The researchers attribute this partly to timing: workers hired after the Pension Protection Act of 2006 were more likely to have been automatically enrolled with a TDF as the default investment, meaning their initial allocation may have been passive rather than deliberate.

"The durability of target date funds reflects the value participants place on their intuitive, age-based investment approach," said Shelly Antoniewicz, ICI Chief Economist. "Their ability to simplify long-term investing has made TDFs a standard option in many 401(k) plan investment lineups."

Older savers are the ones who leave

The most striking pattern in the data involves participants in their 60s. While all age groups showed some movement away from TDFs, the oldest cohort was by far the most likely to exit them entirely rather than reduce their allocation gradually.

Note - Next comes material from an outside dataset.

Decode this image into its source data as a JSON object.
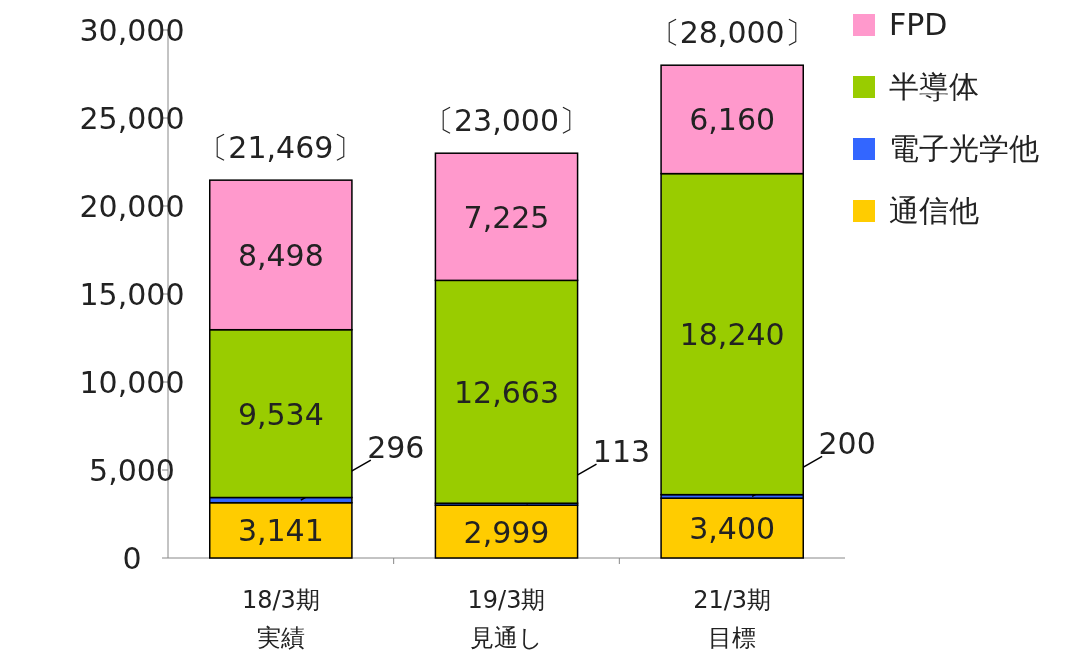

Among full-TDF investors in their 60s at year-end 2016, 11% had moved to a 0% TDF allocation by year-end 2022 — roughly double the rate seen in every other age group.

The pattern held across tenure groups, suggesting age is driving the behavior more than how long someone has worked for their employer.

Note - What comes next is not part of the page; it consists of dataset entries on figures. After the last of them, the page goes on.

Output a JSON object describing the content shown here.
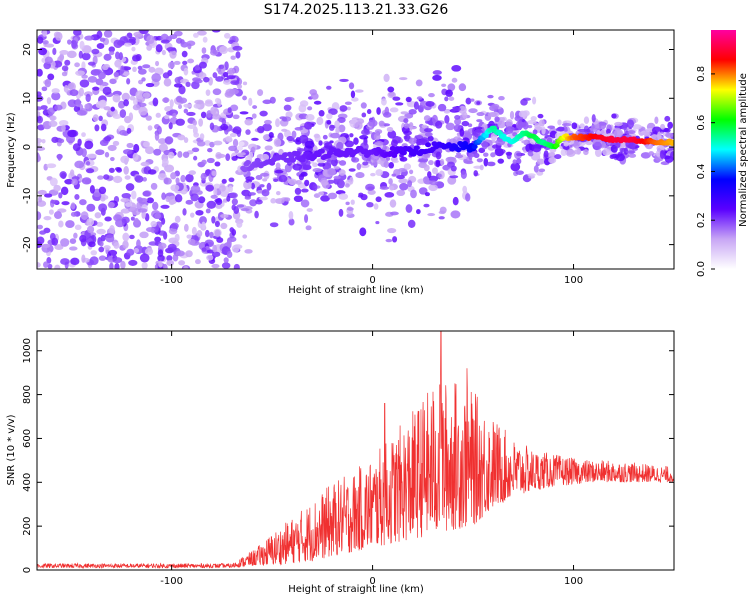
{
  "figure": {
    "title": "S174.2025.113.21.33.G26"
  },
  "chart_data": [
    {
      "type": "heatmap",
      "xlabel": "Height of straight line (km)",
      "ylabel": "Frequency (Hz)",
      "xlim": [
        -167,
        150
      ],
      "ylim": [
        -25,
        24
      ],
      "x_ticks": [
        -100,
        0,
        100
      ],
      "y_ticks": [
        -20,
        -10,
        0,
        10,
        20
      ],
      "colorbar": {
        "label": "Normalized spectral amplitude",
        "range": [
          0,
          0.98
        ],
        "ticks": [
          0.0,
          0.2,
          0.4,
          0.6,
          0.8
        ],
        "colormap": [
          "#ffffff",
          "#c8a6f5",
          "#5a00ff",
          "#0000ff",
          "#00ffff",
          "#00ff00",
          "#ffff00",
          "#ff0000",
          "#ff00a0"
        ]
      },
      "ridge": {
        "description_free": true,
        "x": [
          -65,
          -50,
          -40,
          -30,
          -20,
          -10,
          0,
          10,
          20,
          30,
          40,
          50,
          55,
          60,
          65,
          70,
          75,
          80,
          85,
          90,
          95,
          100,
          110,
          120,
          130,
          140,
          150
        ],
        "y": [
          -4,
          -3,
          -2,
          -2,
          -1,
          -1,
          -1,
          -1,
          -1,
          0,
          0,
          0,
          2,
          4,
          2,
          1,
          3,
          2,
          1,
          0,
          2,
          2,
          2,
          1.5,
          1.5,
          1,
          1
        ],
        "amplitude": [
          0.15,
          0.18,
          0.18,
          0.2,
          0.2,
          0.2,
          0.2,
          0.22,
          0.25,
          0.25,
          0.3,
          0.35,
          0.45,
          0.55,
          0.5,
          0.5,
          0.55,
          0.6,
          0.55,
          0.6,
          0.75,
          0.85,
          0.9,
          0.95,
          0.95,
          0.85,
          0.8
        ]
      }
    },
    {
      "type": "line",
      "xlabel": "Height of straight line (km)",
      "ylabel": "SNR (10 * v/v)",
      "xlim": [
        -167,
        150
      ],
      "ylim": [
        0,
        1090
      ],
      "x_ticks": [
        -100,
        0,
        100
      ],
      "y_ticks": [
        0,
        200,
        400,
        600,
        800,
        1000
      ],
      "color": "#f03030",
      "envelope": {
        "x": [
          -167,
          -130,
          -100,
          -70,
          -58,
          -50,
          -40,
          -30,
          -20,
          -10,
          0,
          10,
          20,
          30,
          40,
          50,
          60,
          70,
          80,
          90,
          100,
          110,
          120,
          130,
          140,
          150
        ],
        "upper": [
          30,
          30,
          30,
          30,
          100,
          170,
          240,
          320,
          400,
          450,
          520,
          620,
          730,
          850,
          880,
          820,
          700,
          600,
          550,
          530,
          510,
          500,
          500,
          490,
          480,
          470
        ],
        "lower": [
          10,
          10,
          10,
          10,
          20,
          20,
          30,
          40,
          60,
          80,
          100,
          120,
          140,
          160,
          180,
          200,
          280,
          330,
          360,
          380,
          390,
          400,
          400,
          400,
          400,
          400
        ]
      },
      "peaks": [
        {
          "x": 34,
          "y": 1090
        },
        {
          "x": 47,
          "y": 920
        },
        {
          "x": 6,
          "y": 760
        }
      ]
    }
  ]
}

The researchers interpret this as evidence that workers nearing retirement are seeking greater control over their portfolios, wanting to tailor their asset allocation to their specific income needs and risk tolerance rather than stay locked into a predetermined glide path.

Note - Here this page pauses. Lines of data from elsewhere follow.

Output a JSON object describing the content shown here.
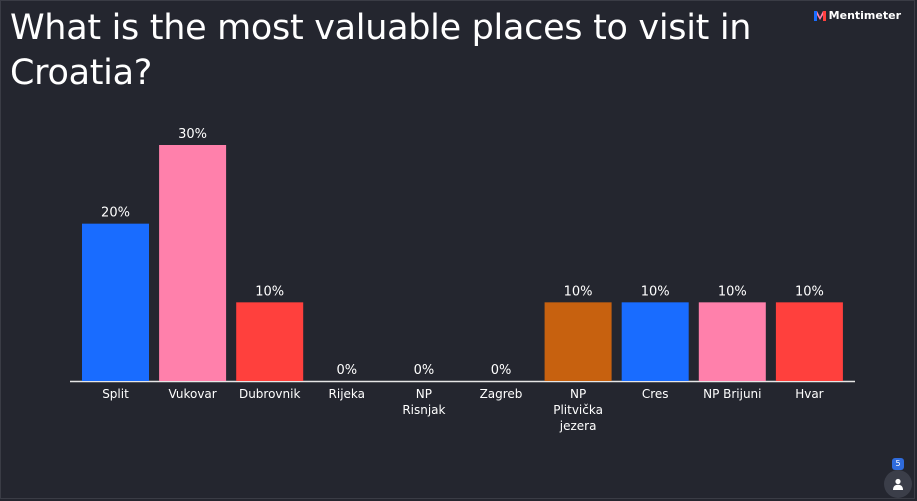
{
  "title": "What is the most valuable places to visit in Croatia?",
  "brand": "Mentimeter",
  "participants": "5",
  "icons": {
    "brand": "mentimeter-logo-icon",
    "participants": "user-icon"
  },
  "chart_data": {
    "type": "bar",
    "title": "What is the most valuable places to visit in Croatia?",
    "categories": [
      "Split",
      "Vukovar",
      "Dubrovnik",
      "Rijeka",
      "NP Risnjak",
      "Zagreb",
      "NP Plitvička jezera",
      "Cres",
      "NP Brijuni",
      "Hvar"
    ],
    "values": [
      20,
      30,
      10,
      0,
      0,
      0,
      10,
      10,
      10,
      10
    ],
    "value_labels": [
      "20%",
      "30%",
      "10%",
      "0%",
      "0%",
      "0%",
      "10%",
      "10%",
      "10%",
      "10%"
    ],
    "label_lines": [
      [
        "Split"
      ],
      [
        "Vukovar"
      ],
      [
        "Dubrovnik"
      ],
      [
        "Rijeka"
      ],
      [
        "NP",
        "Risnjak"
      ],
      [
        "Zagreb"
      ],
      [
        "NP",
        "Plitvička",
        "jezera"
      ],
      [
        "Cres"
      ],
      [
        "NP Brijuni"
      ],
      [
        "Hvar"
      ]
    ],
    "colors": [
      "#196cff",
      "#ff80ab",
      "#ff403d",
      "#ff403d",
      "#ff403d",
      "#ff403d",
      "#c7610f",
      "#196cff",
      "#ff80ab",
      "#ff403d"
    ],
    "value_unit": "%",
    "ylim": [
      0,
      30
    ],
    "grid": false,
    "xlabel": "",
    "ylabel": ""
  }
}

Younger participants who moved away from TDFs behaved differently. Rather than exiting completely, they tended to shift to a partial TDF allocation, retaining some exposure while adjusting the mix.

Big equity swings at retirement's edge

When participants did leave their full-TDF positions, the adjustments to equity exposure varied sharply by age. Among participants in their 60s who moved away from TDFs, 47% increased their equity allocation by 20 percentage points or more, while 32% cut equity exposure by a similar margin. That divergence — some reaching for more growth, others pulling back aggressively — reflects the wide range of individual retirement strategies that TDF glide paths, by their nature, cannot accommodate.

Among participants in their 50s who exited full-TDF positions, 41% stayed within a similar equity range, while 28% moved up and 31% moved down, including 12% who held no equities at all.

Across all age groups, 8% of participants who left a full-TDF allocation ended up with zero equity exposure in the year they moved. That figure climbed to 17% among those in their 60s.

"Target date funds have evolved with the goal of helping employees save and invest for their retirement," said Craig Copeland, EBRI Director of Wealth Benefits Research. "As more individuals invest in TDFs in their 401(k) plans, our research shows that most remain invested in them over time, helping them continue to have a diversified investment strategy while accounting for income needs as they move closer to and into retirement."

Private capital

The durability TDFs demonstrate in the ICI data has not gone unnoticed by the asset management industry.

A Deloitte analysis reported on by InvestmentNews earlier this month projects that private capital allocations within 401(k) and 403(b) plans could reach 6% of total plan assets by 2030 (more than $1 trillion) and that TDFs are expected to be the primary delivery mechanism.

The structural logic tracks directly with what the ICI research shows: because TDFs function as the dominant default vehicle and most participants never touch them, even a modest private capital sleeve embedded in a TDF can drive enormous asset flows with little active decision-making required from participants.

The Deloitte research noted that a March 2026 Department of Labor proposed rule introduced a process-based safe harbor allowing plan fiduciaries to evaluate private capital alongside conventional options, removing the litigation risk that had long kept plan sponsors away. The same inertia that keeps 85% of TDF investors on the glide path could soon mean passive exposure to private equity and credit, not by choice, but by default.

The findings point to a retirement system in which TDFs are doing much of what they were designed to do: keeping most investors on a consistent, professionally managed path. But they also reveal the limits of a one-size-fits-all structure for workers whose financial situations grow more individual and more urgent as retirement approaches.